Examples of Telltales

We have been discussing Thomas Aquinas’s claim that the moral basics are universally known.  I have suggested that even violators who deny that they are doing wrong give evidence of suppressed guilty knowledge.  The hypothetical objector has suggested that so-called guilty behavior can be just as easily explained in other ways.  I have promised to provide examples of cases in which alternative explanations are implausible.

Each of these examples is drawn from the annals of a single hot button issue in our culture, abortion, which is rather obviously the deliberate taking of innocent human life, but which many claim to view as entirely blameless.

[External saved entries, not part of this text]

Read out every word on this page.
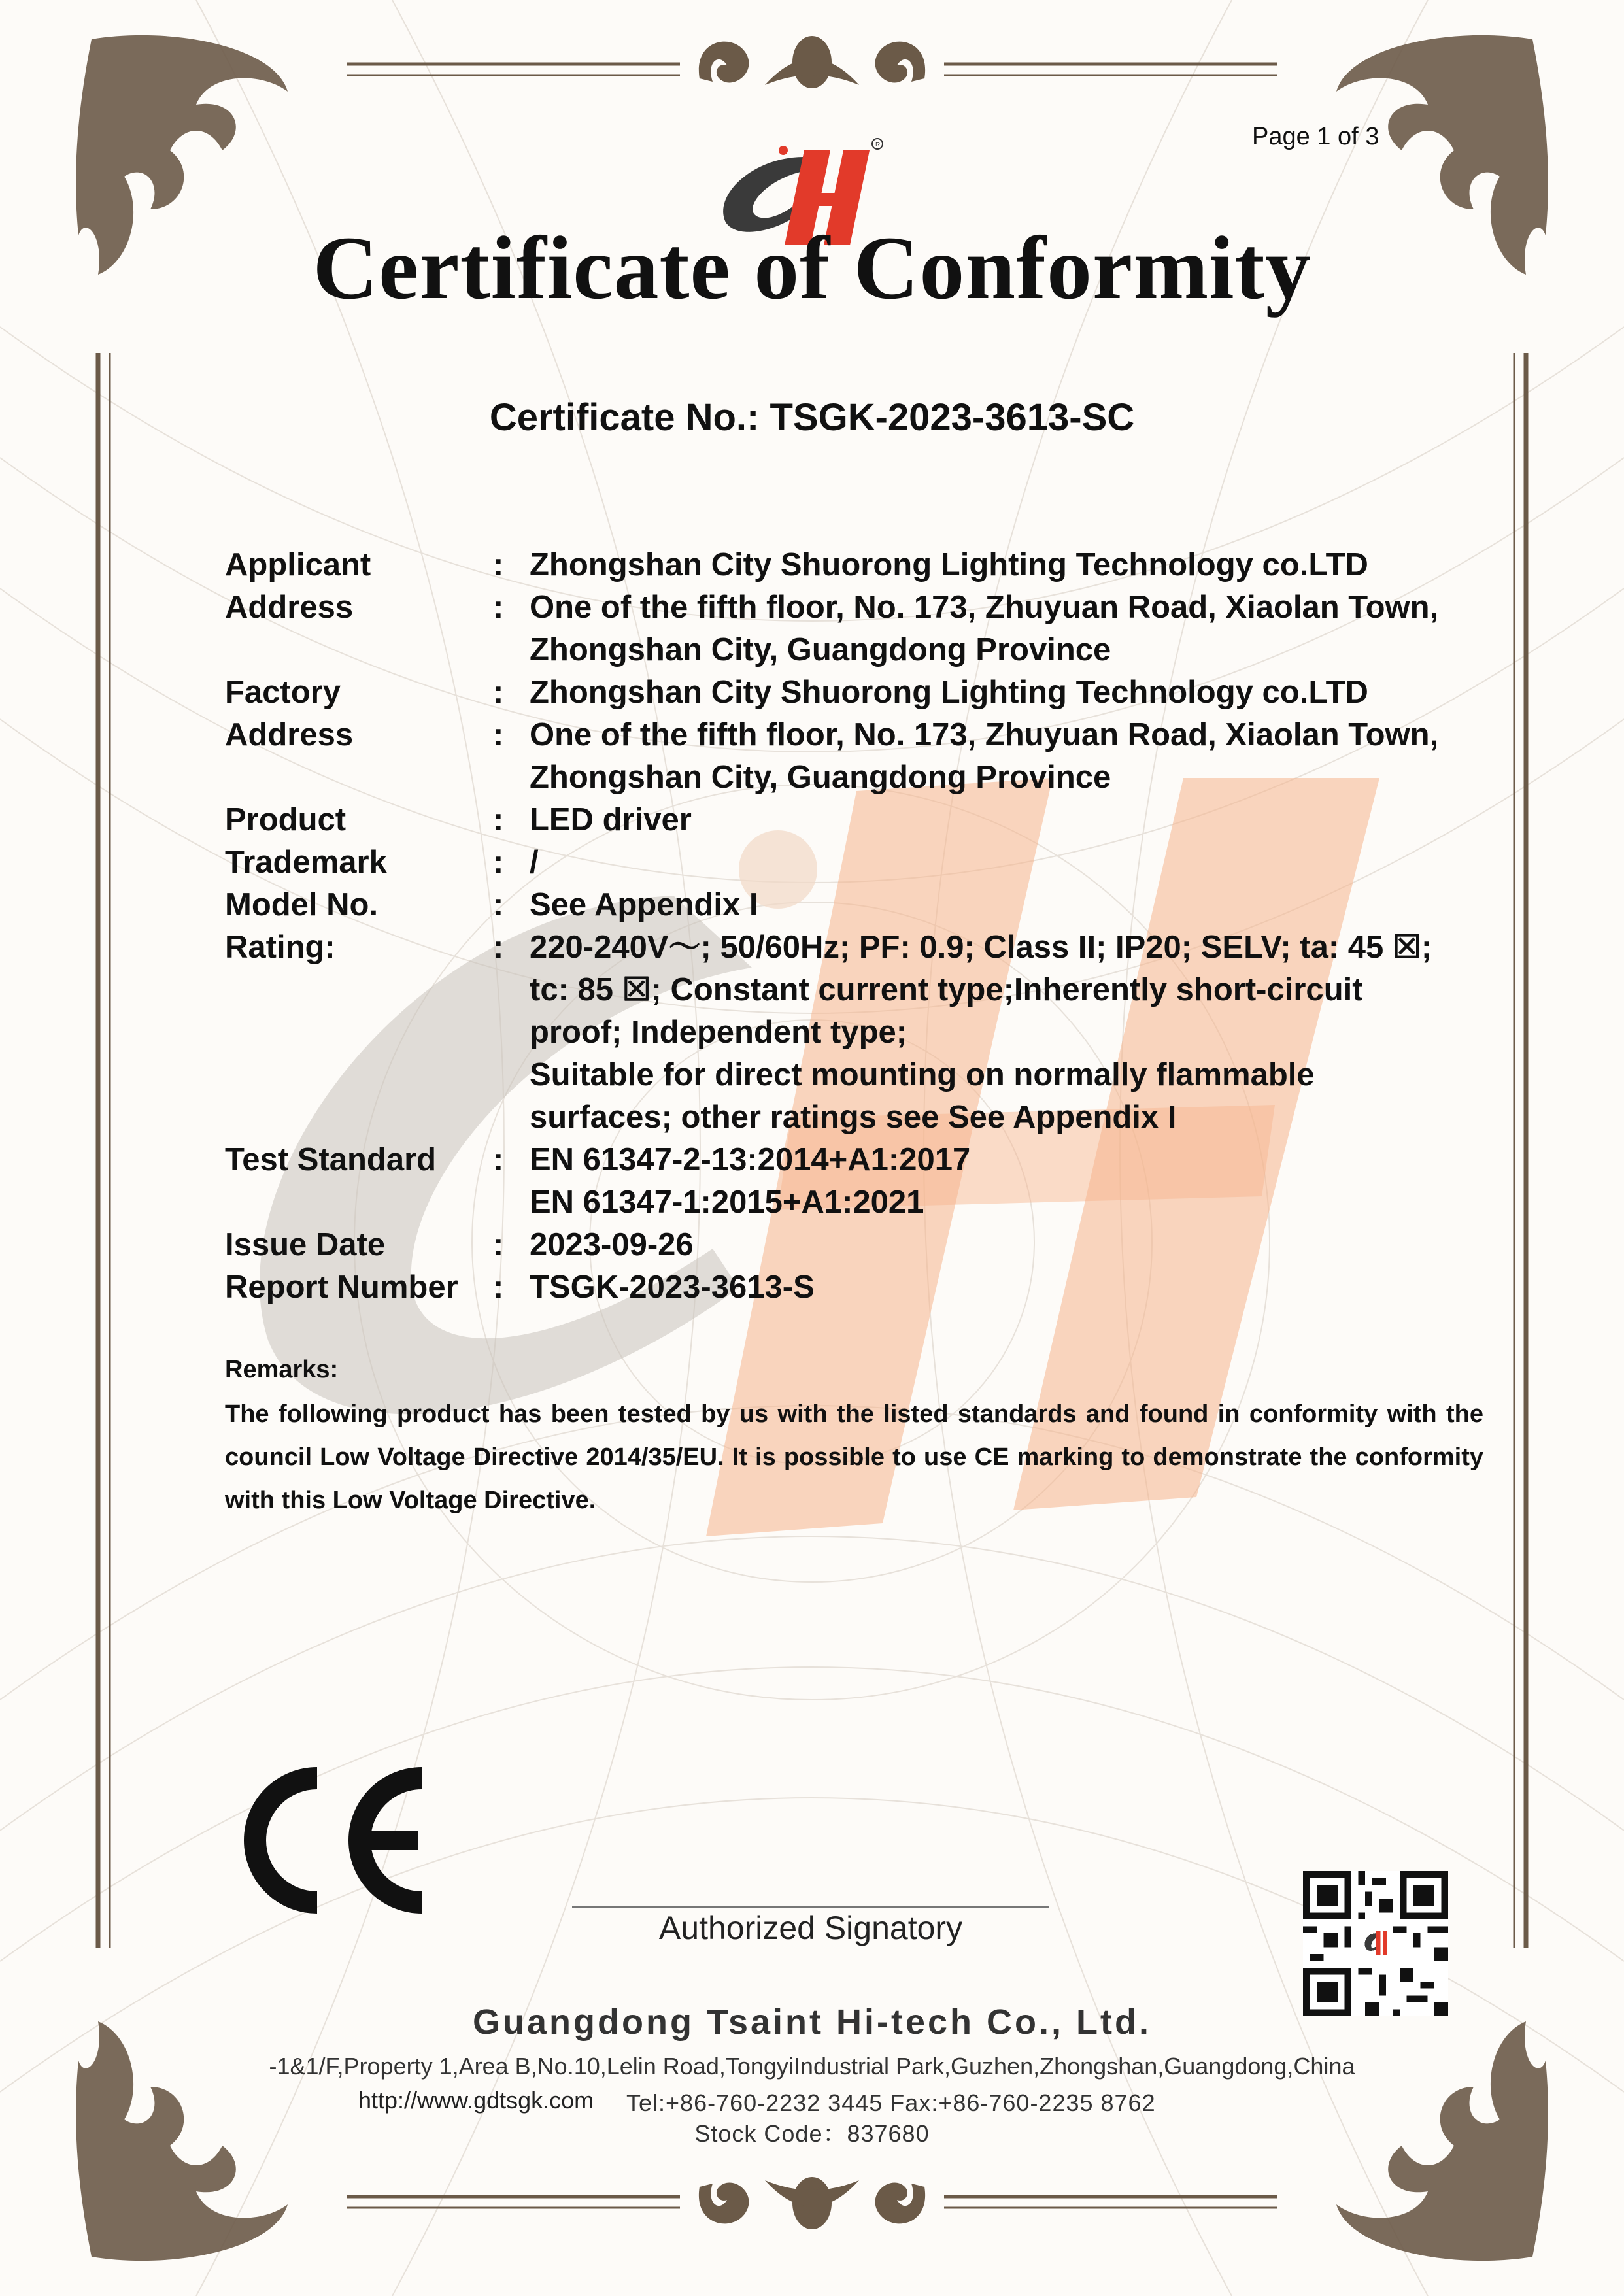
Page 1 of 3
R
Certificate of Conformity
Certificate No.: TSGK-2023-3613-SC
Applicant	: Zhongshan City Shuorong Lighting Technology co.LTD
Address	: One of the fifth floor, No. 173, Zhuyuan Road, Xiaolan Town,
Zhongshan City, Guangdong Province
Factory	: Zhongshan City Shuorong Lighting Technology co.LTD
Address	: One of the fifth floor, No. 173, Zhuyuan Road, Xiaolan Town,
Zhongshan City, Guangdong Province
Product	: LED driver
Trademark	: /
Model No.	: See Appendix I
Rating:	: 220-240V～; 50/60Hz; PF: 0.9; Class II; IP20; SELV; ta: 45 ☒;
tc: 85 ☒; Constant current type;Inherently short-circuit
proof; Independent type;
Suitable for direct mounting on normally flammable
surfaces; other ratings see See Appendix I
Test Standard	: EN 61347-2-13:2014+A1:2017
EN 61347-1:2015+A1:2021
Issue Date	: 2023-09-26
Report Number	: TSGK-2023-3613-S
Remarks:
The following product has been tested by us with the listed standards and found in conformity with the council Low Voltage Directive 2014/35/EU. It is possible to use CE marking to demonstrate the conformity with this Low Voltage Directive.
Authorized Signatory
Guangdong Tsaint Hi-tech Co., Ltd.
-1&1/F,Property 1,Area B,No.10,Lelin Road,TongyiIndustrial Park,Guzhen,Zhongshan,Guangdong,China
http://www.gdtsgk.com Tel:+86-760-2232 3445 Fax:+86-760-2235 8762
Stock Code：837680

  • The pro-life young woman who gets pregnant, has an abortion, suddenly reverses her views and becomes pro-abortion, looks for opportunities to tell everyone how her abortion solved her problems, but falls into depression around the time the baby would have been born.[12]

  • The abortion clinic operator and head nurse who write an article about the psychological burdens of doing such work in an article revealingly titled, “What About Us?”[13]

  • The clinic workers mentioned in the article who have dreams of vomiting up fetuses.[13]

  • The ones who report suffering from an obsessive need to talk about their experience.[13]

  • The ones who refuse to look at the fetus.[13]

  • The one who reports increasing resentment because some of the clients don’t seem to feel as bad as she does.[13]

  • The women in the clinical trials of the abortion pill who seem glad to submit to the protracted bleeding and cramping of this method of abortion because it makes them feel that they are accepting punishment for what they are doing.[14]

  • Other women in the trial, as well as some members of the clinical staff, who refuse to use the term “abortion” and call what is happening a “miscarriage.”[14]

  • The pro-abortion counselor, quoted by a pro-abortion journalist, who is frustrated by clients who have had abortions and subsequently feel guilty about not feeling guilty.[15]

  • The abortion clinic operator who publishes the bizarre proposal that pregnancy be socially redefined as an “illness” which “may be treated by evacuation of the uterine contents”[16] – a suggestion one finds hard not to view as desperate.

  • The pro-abortion activist who insists that the act is not wrong and yet proposes that feminists “hold candlelight vigils at abortion clinics, standing shoulder to shoulder with the doctors who work there, commemorating and saying goodbye to the dead.”[17]

Do such phenomena provide airtight proof that everyone who claims to consider abortion blameless knows better?  No.  However, I think most reasonable persons would agree that the hypothesis of moral denial explains them much better than the hypothesis of moral ignorance does.

Notes

12.  Anecdote passed on by the young woman’s college chaplain.

13.  Warren M. Hern, M.D., M.P.H., and Billie Corrigan, R.N., M.S., “What About Us?  Staff Reactions to D & E.”  Advances in Planned Parenthood 15:1 (1980), pp. 3-8.

14.  Wendy Simonds, Charlotte Ellertson, Kimberly Springer, and Beverley Winikoff, "Abortion, Revised: Participants in the U.S. Clinical Trials Evaluate Mifepristone," Social Science and Medicine 46:10 (1998), p. 1316.

15.  Nicci Gerrard, with Kim Bunce and Kirsty Buttfield, "Damned If You Do ...", The Observer (22 April 2001),

16.  Warren M. Hern, M.D., "Is Pregnancy Really Normal?" Family Planning Perspectives 3:1 (January 1971),

17.  Naomi Wolf, “Our Bodies, Our Souls,” The New Republic 233:16 (October 16, 1995), pp. 26–35.